Recent spectral graph sparsification techniques have shown promising performance in accelerating many numerical and graph algorithms, such as iterative methods for solving large sparse matrices, spectral partitioning of undirected graphs, vectorless verification of power/thermal grids, representation learning of large graphs, etc. However, prior spectral graph sparsification methods rely on fast Laplacian matrix solvers that are usually challenging to implement in practice. This work, for the first time, introduces a solver-free approach (SF-GRASS) for spectral graph sparsification by leveraging emerging spectral graph coarsening and graph signal processing (GSP) techniques.
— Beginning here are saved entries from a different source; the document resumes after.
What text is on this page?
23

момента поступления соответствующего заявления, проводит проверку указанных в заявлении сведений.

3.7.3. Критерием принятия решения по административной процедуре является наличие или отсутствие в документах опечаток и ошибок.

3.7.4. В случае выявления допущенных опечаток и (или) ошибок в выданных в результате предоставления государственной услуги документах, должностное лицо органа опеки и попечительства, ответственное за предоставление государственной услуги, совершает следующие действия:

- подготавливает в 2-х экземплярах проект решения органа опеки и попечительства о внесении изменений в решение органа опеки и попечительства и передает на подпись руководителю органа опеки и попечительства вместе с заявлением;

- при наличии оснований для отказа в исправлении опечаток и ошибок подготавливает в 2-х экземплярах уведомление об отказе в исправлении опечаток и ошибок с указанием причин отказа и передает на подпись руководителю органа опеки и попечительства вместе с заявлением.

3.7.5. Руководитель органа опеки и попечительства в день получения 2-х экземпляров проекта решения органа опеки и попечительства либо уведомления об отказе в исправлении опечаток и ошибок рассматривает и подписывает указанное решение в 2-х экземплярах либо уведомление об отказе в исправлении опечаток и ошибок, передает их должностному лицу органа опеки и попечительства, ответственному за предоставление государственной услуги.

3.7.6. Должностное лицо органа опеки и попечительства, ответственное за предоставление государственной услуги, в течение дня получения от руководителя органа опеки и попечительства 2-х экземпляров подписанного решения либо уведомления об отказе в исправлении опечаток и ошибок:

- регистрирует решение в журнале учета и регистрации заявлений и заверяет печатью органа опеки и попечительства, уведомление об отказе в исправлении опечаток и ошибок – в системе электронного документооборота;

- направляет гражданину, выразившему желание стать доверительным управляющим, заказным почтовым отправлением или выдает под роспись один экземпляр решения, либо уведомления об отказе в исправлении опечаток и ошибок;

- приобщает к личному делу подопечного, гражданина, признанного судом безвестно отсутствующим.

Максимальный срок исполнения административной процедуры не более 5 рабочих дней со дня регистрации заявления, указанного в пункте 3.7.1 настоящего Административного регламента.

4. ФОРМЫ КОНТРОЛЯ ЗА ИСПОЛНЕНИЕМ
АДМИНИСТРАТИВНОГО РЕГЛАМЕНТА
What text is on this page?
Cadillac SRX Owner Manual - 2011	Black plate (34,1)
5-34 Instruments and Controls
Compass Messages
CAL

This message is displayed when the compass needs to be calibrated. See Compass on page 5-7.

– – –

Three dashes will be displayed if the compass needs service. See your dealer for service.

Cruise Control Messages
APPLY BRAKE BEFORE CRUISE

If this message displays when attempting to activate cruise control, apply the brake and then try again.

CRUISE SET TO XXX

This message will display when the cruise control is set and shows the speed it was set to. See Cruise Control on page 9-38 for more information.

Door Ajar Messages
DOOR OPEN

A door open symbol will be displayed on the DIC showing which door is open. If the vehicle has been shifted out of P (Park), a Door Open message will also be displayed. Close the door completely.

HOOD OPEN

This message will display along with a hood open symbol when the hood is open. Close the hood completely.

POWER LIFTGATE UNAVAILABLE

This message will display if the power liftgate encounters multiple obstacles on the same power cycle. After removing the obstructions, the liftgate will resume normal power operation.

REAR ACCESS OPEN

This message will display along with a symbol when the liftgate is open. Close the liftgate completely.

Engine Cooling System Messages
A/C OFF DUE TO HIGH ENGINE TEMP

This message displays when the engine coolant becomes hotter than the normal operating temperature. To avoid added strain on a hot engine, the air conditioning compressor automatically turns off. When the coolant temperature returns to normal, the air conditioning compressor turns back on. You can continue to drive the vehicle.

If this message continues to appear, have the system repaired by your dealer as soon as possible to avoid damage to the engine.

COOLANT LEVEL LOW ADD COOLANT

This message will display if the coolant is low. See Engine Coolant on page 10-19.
We introduce a local spectral embedding scheme for efficiently identifying spectrally-critical edges that are key to preserving graph spectral properties, such as the first few Laplacian eigenvalues and eigenvectors. Since the key kernel functions in SF-GRASS can be efficiently implemented using sparse-matrix-vector-multiplications (SpMVs), the proposed spectral approach is simple to implement and inherently parallel friendly. Our extensive experimental results show that the proposed method can produce a hierarchy of high-quality spectral sparsifiers in nearly-linear time for a variety of real-world, large-scale graphs and circuit networks when compared with the prior state-of-the-art spectral method.